Dopo aver dominato il palcoscenico televisivo e giornalistico, Zodiac rimaneva in attesa della consacrazione suprema, di un film a lui dedicato che lo immortalasse nell'empireo dei grandi assassini. All'epoca in cui agiva, il cinema manteneva un fascino ancora inalterato dalla diffusione della televisione, mentre un serial killer di oggi preferirebbe essere oggetto di un reality o all'origine di un format (Chi vuol esser l'assassino?). Fincher realizza finalmente il desiderio di Zodiac e il film stesso sembra accompagnare l'evoluzione del cinema. Se si modella sulle pellicole investigative degli anni Settanta come Tutti gli uomini del presidente, Zodiac sembra un ibrido tra quei film e le serie tv attuali, forse le più degne eredi del miglior cinema americano. In esse la scienza comportamentale, introdotta e sviluppata da John Douglas proprio negli anni della vicenda dello Zodiaco sulla base dello studio di casi chiariti di assassini seriali, si è ormai diffusa pandemicamente sin quasi alla banalizzazione, terreno fertile di narrazione avvincente, ma anche cupo riflesso di tempi e timori odierni ("E' vero, lo dice la tv" è una battuta del film).

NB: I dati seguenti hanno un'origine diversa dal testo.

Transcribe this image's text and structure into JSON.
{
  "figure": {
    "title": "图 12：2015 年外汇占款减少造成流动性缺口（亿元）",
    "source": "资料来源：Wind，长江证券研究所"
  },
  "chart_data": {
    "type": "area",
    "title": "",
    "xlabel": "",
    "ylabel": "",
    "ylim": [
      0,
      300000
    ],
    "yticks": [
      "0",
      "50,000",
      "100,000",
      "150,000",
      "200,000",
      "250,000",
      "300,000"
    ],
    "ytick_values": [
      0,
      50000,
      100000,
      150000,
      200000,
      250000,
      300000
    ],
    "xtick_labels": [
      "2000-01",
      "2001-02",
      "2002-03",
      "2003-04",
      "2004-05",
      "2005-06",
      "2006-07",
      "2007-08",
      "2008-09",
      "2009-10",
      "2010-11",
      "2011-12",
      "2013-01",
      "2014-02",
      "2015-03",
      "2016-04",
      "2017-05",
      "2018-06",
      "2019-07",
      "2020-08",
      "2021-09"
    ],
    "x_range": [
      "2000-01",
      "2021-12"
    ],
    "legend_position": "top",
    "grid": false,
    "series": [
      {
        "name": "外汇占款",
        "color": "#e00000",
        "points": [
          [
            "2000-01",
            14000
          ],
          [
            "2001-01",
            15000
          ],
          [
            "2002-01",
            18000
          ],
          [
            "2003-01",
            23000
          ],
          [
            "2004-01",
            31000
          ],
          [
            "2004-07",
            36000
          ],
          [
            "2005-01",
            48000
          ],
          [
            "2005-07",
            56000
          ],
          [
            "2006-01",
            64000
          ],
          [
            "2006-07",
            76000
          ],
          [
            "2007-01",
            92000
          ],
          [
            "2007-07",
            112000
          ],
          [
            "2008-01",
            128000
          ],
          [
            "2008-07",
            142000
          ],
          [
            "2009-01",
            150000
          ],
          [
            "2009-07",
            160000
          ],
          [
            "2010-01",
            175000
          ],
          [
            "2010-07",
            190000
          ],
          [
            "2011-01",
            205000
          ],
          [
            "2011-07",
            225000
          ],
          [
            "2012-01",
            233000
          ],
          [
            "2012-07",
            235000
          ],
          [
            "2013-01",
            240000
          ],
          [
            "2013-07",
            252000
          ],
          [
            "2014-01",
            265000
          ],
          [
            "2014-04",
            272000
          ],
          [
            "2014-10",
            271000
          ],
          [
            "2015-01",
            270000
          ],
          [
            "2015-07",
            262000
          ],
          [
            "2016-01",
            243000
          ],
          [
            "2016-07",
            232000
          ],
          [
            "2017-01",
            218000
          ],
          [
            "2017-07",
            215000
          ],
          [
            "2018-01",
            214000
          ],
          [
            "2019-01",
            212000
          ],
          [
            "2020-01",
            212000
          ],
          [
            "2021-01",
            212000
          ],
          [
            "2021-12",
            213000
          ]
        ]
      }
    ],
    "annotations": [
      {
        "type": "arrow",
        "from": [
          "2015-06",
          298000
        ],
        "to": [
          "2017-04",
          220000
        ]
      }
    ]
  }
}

Perché Zodiac è un film sociologico, senza tesi o dimostrazioni, in cui elementi sono raccolti e mostrati, come tracce indiziarie in un'inchiesta senza conclusione, e un fedele ritratto dell'evoluzione della società, del cinema, del serial killer. L'assassino rimane misterioso, però ormai tutti possiamo riconoscerlo in azione.